US Speaker of the House Nancy Pelosi
By Mary Clare Jalonick and Lisa Mascaro

A former White House aide is defying a request to testify before the US Congress.

Democrats in the House of Representatives are facing another attempt by President Donald Trump to stonewall their investigations after instructing former White House counsel Donald McGahn to defy his subpoena.

A lawyer for Mr McGahn said he would follow the president's directive and skip the House Judiciary hearing, leaving the Democrats without another witness.

House speaker Nancy Pelosi, backed by House Judiciary Committee chairman Jerrold Nadler, is taking a step-by-step approach to the confrontations with Mr Trump. Mr Nadler said the committee would vote to hold Mr McGahn in contempt, and take the issue to court.

Mr Nadler warned McGahn in a letter on the eve of the hearing: "You face serious consequences if you do not appear."

Democrats are encouraged by an early success on that route as a federal judge ruled against Mr Trump on Monday in a financial records dispute with Congress.

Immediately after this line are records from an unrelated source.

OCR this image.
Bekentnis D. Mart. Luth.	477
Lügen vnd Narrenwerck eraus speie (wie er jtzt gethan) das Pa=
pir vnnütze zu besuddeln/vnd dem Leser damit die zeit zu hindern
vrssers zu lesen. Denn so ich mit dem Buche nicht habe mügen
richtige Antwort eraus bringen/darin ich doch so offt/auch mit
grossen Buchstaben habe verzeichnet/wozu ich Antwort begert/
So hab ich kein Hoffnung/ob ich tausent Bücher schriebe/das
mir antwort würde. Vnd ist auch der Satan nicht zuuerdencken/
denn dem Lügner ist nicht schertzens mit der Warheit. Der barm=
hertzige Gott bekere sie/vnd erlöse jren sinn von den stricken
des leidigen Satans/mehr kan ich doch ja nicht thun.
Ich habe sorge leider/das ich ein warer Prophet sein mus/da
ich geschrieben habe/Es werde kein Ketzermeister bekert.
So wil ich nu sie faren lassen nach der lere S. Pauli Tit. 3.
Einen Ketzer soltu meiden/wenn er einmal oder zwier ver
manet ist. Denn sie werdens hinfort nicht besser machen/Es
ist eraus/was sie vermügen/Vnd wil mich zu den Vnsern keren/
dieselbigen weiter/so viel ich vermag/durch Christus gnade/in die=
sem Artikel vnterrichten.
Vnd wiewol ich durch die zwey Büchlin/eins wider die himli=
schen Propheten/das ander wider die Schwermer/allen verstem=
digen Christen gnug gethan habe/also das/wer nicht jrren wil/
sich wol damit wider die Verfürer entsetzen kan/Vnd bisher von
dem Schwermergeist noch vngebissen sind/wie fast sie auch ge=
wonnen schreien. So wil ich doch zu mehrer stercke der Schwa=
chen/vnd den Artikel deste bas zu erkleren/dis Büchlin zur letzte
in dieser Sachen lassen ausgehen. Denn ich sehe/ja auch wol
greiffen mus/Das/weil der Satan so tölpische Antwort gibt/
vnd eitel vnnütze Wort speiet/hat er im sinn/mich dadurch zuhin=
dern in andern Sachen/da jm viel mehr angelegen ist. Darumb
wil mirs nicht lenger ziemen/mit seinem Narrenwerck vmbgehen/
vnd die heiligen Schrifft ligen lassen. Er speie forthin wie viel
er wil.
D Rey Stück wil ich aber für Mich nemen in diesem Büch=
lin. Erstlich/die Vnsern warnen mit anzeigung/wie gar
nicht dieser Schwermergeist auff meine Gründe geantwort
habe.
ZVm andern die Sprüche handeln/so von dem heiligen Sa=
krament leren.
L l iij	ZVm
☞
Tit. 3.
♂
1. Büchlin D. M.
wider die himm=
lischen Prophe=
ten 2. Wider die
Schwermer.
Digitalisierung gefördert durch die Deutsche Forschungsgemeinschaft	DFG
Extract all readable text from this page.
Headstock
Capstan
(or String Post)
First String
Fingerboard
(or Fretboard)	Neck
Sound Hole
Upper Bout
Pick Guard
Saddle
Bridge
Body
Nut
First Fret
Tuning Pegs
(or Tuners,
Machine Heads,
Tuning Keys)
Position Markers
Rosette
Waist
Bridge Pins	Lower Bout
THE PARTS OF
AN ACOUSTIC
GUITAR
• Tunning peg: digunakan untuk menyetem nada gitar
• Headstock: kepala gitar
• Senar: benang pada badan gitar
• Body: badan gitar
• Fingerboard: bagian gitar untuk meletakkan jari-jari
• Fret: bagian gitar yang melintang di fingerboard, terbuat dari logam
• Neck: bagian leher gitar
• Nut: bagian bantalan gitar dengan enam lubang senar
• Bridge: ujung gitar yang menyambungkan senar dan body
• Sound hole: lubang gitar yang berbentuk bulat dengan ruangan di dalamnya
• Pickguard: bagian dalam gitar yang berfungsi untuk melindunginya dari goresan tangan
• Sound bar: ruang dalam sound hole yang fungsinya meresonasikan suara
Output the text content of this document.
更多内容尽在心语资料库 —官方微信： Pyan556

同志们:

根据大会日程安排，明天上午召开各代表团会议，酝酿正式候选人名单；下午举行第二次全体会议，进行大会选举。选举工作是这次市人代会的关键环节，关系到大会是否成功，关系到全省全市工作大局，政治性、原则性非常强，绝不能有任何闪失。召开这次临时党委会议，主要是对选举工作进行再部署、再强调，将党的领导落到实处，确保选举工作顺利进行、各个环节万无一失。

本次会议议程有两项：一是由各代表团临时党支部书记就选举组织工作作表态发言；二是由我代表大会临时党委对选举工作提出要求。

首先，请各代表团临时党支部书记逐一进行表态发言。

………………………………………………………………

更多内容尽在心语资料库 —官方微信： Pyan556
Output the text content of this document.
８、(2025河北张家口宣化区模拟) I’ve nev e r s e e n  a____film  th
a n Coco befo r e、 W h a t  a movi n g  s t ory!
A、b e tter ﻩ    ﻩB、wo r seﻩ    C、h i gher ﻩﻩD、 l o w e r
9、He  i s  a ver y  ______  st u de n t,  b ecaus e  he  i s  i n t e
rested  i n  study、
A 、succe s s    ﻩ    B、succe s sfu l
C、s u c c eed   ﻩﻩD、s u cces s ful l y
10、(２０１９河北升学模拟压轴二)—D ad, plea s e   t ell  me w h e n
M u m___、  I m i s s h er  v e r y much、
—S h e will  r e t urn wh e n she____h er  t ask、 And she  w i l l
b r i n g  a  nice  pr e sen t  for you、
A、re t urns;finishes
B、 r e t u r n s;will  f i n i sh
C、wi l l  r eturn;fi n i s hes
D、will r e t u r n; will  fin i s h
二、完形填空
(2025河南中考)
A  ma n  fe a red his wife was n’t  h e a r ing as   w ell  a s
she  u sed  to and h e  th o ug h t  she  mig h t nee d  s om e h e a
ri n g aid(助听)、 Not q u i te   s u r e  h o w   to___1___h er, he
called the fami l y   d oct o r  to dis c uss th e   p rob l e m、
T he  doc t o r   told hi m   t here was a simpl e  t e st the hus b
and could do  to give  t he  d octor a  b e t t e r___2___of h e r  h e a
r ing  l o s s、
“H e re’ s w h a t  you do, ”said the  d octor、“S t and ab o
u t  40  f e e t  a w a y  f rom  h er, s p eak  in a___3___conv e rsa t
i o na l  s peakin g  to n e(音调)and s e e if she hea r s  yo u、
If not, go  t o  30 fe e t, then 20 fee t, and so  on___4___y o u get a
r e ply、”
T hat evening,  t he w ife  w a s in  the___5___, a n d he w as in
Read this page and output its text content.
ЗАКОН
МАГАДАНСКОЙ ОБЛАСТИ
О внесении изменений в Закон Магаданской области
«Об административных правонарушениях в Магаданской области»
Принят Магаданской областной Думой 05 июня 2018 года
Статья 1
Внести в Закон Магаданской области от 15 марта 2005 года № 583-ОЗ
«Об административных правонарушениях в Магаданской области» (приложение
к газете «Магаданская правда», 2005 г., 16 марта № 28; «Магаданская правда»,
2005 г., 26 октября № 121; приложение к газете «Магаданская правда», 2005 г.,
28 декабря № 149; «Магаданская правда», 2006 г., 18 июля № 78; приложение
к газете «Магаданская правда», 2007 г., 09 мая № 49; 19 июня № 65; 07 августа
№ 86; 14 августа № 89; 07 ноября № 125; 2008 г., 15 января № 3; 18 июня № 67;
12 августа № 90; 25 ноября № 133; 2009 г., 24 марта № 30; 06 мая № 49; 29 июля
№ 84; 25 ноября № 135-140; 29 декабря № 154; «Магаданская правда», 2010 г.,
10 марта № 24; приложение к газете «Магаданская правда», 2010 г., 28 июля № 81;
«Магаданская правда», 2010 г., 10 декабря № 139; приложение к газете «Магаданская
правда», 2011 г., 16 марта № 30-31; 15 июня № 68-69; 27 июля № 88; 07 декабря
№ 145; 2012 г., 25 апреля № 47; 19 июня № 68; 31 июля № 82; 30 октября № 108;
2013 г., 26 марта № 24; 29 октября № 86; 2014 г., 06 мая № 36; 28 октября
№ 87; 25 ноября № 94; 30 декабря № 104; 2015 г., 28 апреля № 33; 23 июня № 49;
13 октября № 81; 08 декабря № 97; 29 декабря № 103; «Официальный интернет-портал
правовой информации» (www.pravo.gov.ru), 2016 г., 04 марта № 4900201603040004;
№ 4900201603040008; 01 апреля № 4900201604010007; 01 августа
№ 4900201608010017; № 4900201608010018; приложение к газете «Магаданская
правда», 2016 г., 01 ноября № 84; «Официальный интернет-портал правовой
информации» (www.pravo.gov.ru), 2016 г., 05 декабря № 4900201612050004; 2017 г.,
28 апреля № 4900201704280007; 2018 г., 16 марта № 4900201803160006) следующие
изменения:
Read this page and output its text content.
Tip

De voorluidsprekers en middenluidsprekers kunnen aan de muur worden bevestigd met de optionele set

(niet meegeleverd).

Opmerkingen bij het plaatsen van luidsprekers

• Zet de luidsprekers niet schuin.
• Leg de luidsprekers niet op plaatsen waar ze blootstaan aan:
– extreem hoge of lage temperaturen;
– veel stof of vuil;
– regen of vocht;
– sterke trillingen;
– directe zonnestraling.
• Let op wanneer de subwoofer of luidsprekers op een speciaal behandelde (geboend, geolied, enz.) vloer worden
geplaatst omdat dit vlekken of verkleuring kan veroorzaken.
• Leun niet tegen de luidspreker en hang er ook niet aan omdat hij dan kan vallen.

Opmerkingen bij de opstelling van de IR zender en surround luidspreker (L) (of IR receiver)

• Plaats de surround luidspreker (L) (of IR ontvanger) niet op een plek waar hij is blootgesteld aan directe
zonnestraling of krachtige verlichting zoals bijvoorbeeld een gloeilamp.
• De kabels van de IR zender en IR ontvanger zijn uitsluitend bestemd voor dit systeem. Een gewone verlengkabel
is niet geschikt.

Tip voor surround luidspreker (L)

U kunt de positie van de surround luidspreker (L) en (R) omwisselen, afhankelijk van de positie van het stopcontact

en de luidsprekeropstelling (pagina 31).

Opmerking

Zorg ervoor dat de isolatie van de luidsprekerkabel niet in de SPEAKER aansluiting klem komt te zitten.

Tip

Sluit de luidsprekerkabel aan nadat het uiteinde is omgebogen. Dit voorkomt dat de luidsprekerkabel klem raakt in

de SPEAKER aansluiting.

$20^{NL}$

But that has not been swift enough for some members of the judiciary panel who feel that Ms Pelosi should be more aggressive and launch impeachment hearings that would make it easier to get information from the administration. Such hearings would give Democrats more standing in court and could stop short of a vote to remove the president.

The issue was raised in a meeting among top Democrats where some members confronted Ms Pelosi about opening up the impeachment hearings.

Maryland representative Jamie Raskin made the case that launching an impeachment inquiry would consolidate the Trump investigations as Democrats try to keep focus on their other work.

Ms Pelosi replied that several committees are doing investigations already and they had already been successful in one court case.

But the members, several of whom have spoken publicly about the need to be more aggressive with Mr Trump, are increasingly impatient with the careful approach.

In the hours after the discussion, Ms Pelosi and Mr Nadler met privately. Shortly after emerging from that meeting, Mr Nadler said "it's possible" when asked about impeachment hearings. But he noted that Democrats had won a court victory without having to take that step.

"The president's continuing lawless conduct is making it harder and harder to rule out impeachment or any other enforcement action," Mr Nadler said.

Mr McGahn's refusal to testify is the latest of several moves to block Democratic investigations by Mr Trump, who has said his administration will fight "all of the subpoenas".

The Judiciary committee voted to hold attorney general William Barr in contempt earlier this month after he declined to provide an unredacted version of special counsel Robert Mueller's report.

And the House intelligence committee is expected to take a vote on a separate "enforcement action" against the Justice Department this week after Mr Barr declined a similar request from that panel.

Mr McGahn was a key figure in Mr Mueller's investigation, describing ways in which the president sought to curtail that federal probe. Democrats have hoped to question him as a way to focus attention on Mr Mueller's findings and further investigate whether Mr Trump obstructed justice.